Fighting Student Hunger
Members of Swipe Out Hunger are working to reduce food insecurity at Cal Poly. Pictured here are, front row left to right, Sanjana Gupta (Business Administration), Jessica Gutknecht (Aerospace Engineering) and Emily Bonilla (Business Administration). Yervant Malkhassian (English), back row.
Near the end of spring quarter, almost every Cal Poly freshman faces an important financial question: How do you spend your leftover meal plan dollars? A new Cal Poly club, Swipe Out Hunger, has been raising awareness for an answer that provides thousands of meals to students in need.
According to a California State University (CSU) basic needs study, about one in four students on state university campuses are food insecure, which is defined as lacking reliable access to a sufficient quantity of food. In response, Swipe Out Hunger was founded by third-year aerospace engineering student Jessica Gutknecht and partner Sanjana Gupta. With the surprising statistics in mind, Swipe Out Hunger is fighting to reduce that number at Cal Poly.
For Gutknecht and Swipe Out Hunger, one opportunity has been overlooked at the end of every school year: student meal plans. Students often have tens to hundreds of dollars left on their PolyCard by the time school ends. If you don’t spend your last dollars, they disappear -- they’re non-transferable and non-refundable.
“What happens a lot is people realize they have all of this money left over and it’s a mad rush to buy things,” Gutknecht said. “Like, ‘I’m going to buy groceries for me, or for my parents, or go buy pots and pans.’”.
Often, this panic spending can be frivolous, especially when the money could be going toward those students who need it. That is why Swipe Out Hunger has been active in promoting Campus Dining’s new Mustang Meal Share Program.
“The Mustang Meal Share Program lets freshmen donate their leftover dining dollars at the end of the year to students who need them,” Gutknecht said. “For me, it’s so much better to know, if I have $20 left over, I can donate it, and it’s going to someone who needs it.”
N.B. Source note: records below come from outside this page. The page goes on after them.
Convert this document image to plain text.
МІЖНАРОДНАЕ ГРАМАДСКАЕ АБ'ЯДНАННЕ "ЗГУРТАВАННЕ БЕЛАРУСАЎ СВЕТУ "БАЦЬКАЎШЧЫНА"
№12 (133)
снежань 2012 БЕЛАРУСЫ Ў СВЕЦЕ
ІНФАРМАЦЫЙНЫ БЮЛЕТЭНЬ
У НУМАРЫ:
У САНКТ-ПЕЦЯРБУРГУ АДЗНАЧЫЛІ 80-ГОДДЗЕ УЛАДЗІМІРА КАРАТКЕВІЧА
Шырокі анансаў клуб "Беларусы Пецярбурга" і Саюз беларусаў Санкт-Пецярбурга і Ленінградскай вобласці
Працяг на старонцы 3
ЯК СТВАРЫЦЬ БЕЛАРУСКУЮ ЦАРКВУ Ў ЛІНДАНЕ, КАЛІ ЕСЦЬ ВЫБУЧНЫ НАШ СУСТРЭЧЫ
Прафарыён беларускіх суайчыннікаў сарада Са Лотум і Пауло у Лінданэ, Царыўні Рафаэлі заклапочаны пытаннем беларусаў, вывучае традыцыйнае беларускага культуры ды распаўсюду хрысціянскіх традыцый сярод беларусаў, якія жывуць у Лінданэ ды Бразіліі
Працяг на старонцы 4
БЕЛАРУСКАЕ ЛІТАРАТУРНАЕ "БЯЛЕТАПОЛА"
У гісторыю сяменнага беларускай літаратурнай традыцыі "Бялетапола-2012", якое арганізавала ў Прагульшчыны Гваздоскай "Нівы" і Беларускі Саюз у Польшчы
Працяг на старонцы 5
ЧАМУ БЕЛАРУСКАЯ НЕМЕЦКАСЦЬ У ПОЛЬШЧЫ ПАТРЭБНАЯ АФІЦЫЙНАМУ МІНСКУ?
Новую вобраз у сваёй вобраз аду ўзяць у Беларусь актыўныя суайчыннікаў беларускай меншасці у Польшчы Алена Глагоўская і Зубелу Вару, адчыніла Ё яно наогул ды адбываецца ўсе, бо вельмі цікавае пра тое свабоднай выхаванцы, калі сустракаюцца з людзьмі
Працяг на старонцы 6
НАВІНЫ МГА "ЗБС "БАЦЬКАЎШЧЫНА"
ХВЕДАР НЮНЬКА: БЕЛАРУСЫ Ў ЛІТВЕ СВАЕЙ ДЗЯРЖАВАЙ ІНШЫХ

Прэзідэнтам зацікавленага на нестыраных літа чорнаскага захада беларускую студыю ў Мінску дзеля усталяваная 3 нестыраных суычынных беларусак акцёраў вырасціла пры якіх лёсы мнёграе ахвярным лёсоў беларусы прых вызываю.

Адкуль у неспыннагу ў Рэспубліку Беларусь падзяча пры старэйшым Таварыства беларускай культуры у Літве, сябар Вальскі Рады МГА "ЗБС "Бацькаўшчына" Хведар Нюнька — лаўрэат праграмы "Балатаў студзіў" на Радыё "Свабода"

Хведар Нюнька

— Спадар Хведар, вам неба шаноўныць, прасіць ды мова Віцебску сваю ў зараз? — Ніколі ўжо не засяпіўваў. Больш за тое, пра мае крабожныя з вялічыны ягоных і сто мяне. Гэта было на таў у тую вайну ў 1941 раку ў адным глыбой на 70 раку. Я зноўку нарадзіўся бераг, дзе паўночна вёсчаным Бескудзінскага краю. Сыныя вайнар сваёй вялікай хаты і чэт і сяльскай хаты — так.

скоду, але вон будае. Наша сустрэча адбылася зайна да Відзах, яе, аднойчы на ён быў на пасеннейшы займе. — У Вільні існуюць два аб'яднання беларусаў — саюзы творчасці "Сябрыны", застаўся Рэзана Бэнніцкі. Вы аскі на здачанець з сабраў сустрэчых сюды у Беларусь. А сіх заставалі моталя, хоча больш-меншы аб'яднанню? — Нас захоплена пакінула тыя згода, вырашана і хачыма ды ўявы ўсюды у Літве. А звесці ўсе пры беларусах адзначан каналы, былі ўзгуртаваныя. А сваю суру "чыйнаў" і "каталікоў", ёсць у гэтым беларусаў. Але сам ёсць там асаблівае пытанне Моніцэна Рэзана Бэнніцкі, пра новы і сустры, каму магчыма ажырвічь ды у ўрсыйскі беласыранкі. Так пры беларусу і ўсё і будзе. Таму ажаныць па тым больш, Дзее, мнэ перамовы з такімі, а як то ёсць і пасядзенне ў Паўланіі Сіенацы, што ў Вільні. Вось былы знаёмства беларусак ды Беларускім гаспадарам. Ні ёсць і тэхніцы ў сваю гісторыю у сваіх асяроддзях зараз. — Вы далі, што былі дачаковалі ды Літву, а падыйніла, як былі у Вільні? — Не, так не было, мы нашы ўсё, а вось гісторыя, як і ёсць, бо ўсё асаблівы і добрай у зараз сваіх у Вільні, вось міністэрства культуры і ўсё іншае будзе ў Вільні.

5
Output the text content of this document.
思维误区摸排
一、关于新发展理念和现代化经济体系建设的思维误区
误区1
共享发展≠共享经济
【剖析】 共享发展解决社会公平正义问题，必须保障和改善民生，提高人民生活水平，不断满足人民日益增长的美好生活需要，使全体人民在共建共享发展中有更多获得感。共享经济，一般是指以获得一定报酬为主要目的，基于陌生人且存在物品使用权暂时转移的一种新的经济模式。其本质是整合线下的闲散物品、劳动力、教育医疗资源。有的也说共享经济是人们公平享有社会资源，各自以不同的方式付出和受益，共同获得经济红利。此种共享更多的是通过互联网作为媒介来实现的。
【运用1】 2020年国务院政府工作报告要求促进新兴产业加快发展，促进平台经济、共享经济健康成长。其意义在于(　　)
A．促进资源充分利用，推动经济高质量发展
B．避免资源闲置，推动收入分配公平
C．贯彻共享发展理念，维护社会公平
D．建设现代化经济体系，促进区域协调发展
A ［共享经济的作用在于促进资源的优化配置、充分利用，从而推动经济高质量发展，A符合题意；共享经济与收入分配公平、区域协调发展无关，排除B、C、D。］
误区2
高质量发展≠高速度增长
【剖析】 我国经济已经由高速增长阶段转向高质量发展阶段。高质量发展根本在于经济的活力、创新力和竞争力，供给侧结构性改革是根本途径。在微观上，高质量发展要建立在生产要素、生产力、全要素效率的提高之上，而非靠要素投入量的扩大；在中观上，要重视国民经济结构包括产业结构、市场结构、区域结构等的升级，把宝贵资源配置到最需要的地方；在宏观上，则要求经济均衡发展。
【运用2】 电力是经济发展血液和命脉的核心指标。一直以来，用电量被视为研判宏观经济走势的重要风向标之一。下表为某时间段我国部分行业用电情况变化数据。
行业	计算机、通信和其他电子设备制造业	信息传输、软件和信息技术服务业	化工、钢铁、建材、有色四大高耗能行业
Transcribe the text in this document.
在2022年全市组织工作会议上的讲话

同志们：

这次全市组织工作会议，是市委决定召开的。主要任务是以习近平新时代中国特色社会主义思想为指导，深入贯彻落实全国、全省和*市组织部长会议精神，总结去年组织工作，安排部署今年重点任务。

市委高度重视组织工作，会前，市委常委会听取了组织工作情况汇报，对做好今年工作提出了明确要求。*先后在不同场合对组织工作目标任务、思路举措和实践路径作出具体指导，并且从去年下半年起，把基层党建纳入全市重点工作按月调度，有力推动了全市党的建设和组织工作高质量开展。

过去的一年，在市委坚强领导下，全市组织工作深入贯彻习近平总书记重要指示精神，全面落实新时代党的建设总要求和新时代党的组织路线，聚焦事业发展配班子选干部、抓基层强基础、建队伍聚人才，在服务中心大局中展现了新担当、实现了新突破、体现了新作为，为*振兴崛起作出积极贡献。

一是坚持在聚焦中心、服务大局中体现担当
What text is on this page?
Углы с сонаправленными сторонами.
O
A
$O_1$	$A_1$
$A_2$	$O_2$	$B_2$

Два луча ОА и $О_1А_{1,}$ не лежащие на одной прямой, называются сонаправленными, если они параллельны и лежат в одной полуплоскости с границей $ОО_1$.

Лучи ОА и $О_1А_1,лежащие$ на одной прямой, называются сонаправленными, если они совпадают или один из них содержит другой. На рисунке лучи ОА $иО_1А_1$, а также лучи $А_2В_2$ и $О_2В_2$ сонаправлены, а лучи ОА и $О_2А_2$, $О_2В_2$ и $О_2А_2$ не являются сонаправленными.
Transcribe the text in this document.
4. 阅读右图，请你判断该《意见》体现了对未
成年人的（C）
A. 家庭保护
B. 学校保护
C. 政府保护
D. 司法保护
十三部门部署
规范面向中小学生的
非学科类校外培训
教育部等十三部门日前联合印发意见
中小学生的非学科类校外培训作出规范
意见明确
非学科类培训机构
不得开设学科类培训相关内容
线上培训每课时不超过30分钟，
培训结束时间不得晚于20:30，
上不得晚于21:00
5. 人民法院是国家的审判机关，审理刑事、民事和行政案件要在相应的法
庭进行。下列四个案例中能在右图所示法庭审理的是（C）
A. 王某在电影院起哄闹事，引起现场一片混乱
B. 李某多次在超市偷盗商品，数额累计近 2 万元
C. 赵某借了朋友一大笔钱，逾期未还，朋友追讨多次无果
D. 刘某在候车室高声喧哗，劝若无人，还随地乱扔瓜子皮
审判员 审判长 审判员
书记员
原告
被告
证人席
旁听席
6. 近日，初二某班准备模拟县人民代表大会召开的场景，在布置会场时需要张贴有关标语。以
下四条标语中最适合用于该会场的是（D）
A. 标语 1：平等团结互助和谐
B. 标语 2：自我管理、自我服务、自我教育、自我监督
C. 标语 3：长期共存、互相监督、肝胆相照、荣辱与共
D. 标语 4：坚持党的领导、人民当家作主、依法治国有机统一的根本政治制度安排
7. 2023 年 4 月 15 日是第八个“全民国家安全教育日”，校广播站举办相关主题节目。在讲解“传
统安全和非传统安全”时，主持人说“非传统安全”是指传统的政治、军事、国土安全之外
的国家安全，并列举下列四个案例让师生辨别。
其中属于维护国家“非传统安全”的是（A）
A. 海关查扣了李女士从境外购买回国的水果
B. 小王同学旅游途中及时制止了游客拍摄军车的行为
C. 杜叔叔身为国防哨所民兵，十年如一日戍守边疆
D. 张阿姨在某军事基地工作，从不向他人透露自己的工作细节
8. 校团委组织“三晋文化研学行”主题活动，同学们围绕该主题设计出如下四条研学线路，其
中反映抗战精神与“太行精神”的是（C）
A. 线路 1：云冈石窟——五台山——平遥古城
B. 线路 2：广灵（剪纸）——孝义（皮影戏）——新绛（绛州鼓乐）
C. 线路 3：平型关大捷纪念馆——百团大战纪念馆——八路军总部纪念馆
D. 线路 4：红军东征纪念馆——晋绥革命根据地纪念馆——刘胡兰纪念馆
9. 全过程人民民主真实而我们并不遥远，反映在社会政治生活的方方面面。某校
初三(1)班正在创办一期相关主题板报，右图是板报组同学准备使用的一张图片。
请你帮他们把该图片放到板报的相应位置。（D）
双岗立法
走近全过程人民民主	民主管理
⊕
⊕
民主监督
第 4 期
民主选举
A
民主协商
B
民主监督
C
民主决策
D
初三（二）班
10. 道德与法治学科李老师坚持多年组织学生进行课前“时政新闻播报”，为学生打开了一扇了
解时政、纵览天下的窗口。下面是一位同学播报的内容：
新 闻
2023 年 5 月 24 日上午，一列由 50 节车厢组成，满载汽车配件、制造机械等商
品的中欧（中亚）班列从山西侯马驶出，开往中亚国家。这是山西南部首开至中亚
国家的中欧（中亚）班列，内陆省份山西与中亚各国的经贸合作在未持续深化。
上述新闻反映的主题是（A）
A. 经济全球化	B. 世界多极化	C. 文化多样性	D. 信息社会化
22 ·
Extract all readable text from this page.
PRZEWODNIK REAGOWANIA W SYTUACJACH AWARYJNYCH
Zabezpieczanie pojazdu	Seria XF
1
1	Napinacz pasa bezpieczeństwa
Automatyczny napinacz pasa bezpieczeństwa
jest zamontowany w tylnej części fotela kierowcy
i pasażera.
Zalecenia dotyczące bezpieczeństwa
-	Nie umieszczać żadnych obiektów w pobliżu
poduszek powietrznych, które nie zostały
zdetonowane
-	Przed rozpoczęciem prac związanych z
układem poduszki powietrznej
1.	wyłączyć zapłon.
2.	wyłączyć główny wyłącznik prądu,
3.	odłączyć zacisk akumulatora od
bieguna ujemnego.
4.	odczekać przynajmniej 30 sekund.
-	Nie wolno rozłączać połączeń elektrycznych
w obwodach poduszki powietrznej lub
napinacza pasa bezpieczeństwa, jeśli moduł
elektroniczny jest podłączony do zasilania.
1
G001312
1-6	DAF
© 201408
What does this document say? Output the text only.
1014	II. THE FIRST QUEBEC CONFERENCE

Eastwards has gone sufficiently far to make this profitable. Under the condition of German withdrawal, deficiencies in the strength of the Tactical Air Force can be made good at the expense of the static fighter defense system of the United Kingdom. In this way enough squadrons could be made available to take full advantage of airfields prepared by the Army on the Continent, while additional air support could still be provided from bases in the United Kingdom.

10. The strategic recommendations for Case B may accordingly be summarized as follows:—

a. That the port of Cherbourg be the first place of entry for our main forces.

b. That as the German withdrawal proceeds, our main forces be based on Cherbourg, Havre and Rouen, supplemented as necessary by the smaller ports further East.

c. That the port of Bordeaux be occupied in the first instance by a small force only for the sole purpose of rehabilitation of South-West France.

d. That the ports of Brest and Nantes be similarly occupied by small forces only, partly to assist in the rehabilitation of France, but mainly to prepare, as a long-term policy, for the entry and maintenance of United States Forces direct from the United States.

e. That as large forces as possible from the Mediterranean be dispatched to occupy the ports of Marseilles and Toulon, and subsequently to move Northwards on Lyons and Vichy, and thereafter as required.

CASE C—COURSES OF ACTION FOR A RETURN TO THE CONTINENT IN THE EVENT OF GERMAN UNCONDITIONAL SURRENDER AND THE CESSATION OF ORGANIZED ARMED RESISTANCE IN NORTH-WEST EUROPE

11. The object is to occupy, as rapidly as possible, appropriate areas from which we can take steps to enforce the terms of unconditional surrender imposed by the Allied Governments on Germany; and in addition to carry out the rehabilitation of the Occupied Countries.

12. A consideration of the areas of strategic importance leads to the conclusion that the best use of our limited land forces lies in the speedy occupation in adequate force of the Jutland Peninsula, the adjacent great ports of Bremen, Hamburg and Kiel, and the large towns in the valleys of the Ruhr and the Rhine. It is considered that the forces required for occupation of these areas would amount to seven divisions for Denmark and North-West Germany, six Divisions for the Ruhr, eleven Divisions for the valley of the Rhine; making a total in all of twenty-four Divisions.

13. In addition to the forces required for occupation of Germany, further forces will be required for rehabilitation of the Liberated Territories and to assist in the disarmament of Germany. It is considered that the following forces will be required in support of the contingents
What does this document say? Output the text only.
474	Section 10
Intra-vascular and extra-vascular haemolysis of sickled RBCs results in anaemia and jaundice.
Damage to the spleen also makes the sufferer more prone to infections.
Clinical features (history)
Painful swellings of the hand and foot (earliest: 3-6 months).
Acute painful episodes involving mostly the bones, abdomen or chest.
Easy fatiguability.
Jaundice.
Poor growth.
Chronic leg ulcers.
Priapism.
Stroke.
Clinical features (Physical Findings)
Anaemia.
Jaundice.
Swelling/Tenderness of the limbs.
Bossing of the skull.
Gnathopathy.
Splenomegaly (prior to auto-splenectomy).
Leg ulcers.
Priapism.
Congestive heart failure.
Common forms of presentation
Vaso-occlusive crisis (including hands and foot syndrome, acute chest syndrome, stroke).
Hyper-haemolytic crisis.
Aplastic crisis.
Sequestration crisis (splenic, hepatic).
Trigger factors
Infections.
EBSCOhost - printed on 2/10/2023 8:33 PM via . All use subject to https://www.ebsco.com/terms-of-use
The meal sharing program was received well across campus after its inception. Swipe Out Hunger made its presence known at Cal Poly by presenting in classes to freshman and attending local events. So far, the response has been overwhelmingly positive.
“The program started and raised over 2,000 meals that have already been handed out to students this year,” Gutknecht said. “When students hear that their peers are hungry -- that they need the support -- they’re pretty quick to get involved and donate.”
805 Kitchen, one of the dining venues on campus, is a popular spot for first-year students to visit for a bite to eat.
Despite student sentiment being in favor of the program, it was surprisingly difficult for the Swipe Out Hunger club to get their initiative approved. The leftover meal plan money was a reliable source of money for Cal Poly that was allocated in yearly budgets, and in order to turn that money into donations, Gutknecht had to work with the Dean of Students. Negotiating from two to ten meals, Swipe Out Hunger has opened the doors for students to donate up to $65 worth of meal plans.
“We’ve gotten really far in our fight, but now, trying to remove the donation limit is our goal,” Gutknecht said.
Meanwhile, Swipe Out Hunger is taking on the fight against food insecurity from all angles. Gutknecht and other club members volunteer at the food pantry on campus and the Food Bank Coalition of San Luis Obispo in addition to working with the Mustang Meal Share Program.
“Fighting hunger is something I’m passionate about,” says Gutknecht. “Freshman year, seeing I had all of this money that I felt was going toward nothing made me want to get involved. I wanted to know, with all of the money that I’m putting toward the campus, where that leftover was going and that it was helping other students.”
As an aerospace engineering student, Gutknecht finds that her involvement in Swipe Out Hunger is a valuable part of her “Learn by Doing” experience at Cal Poly.
“For me, it’s an ethics thing,” Gutknecht said. “While I learn about engineering, it’s a reminder that these are real people that I’m designing and building for. They have lives, they’re not just a number. It’s easy to look at the big picture and forget what should be the focus: the individuals.”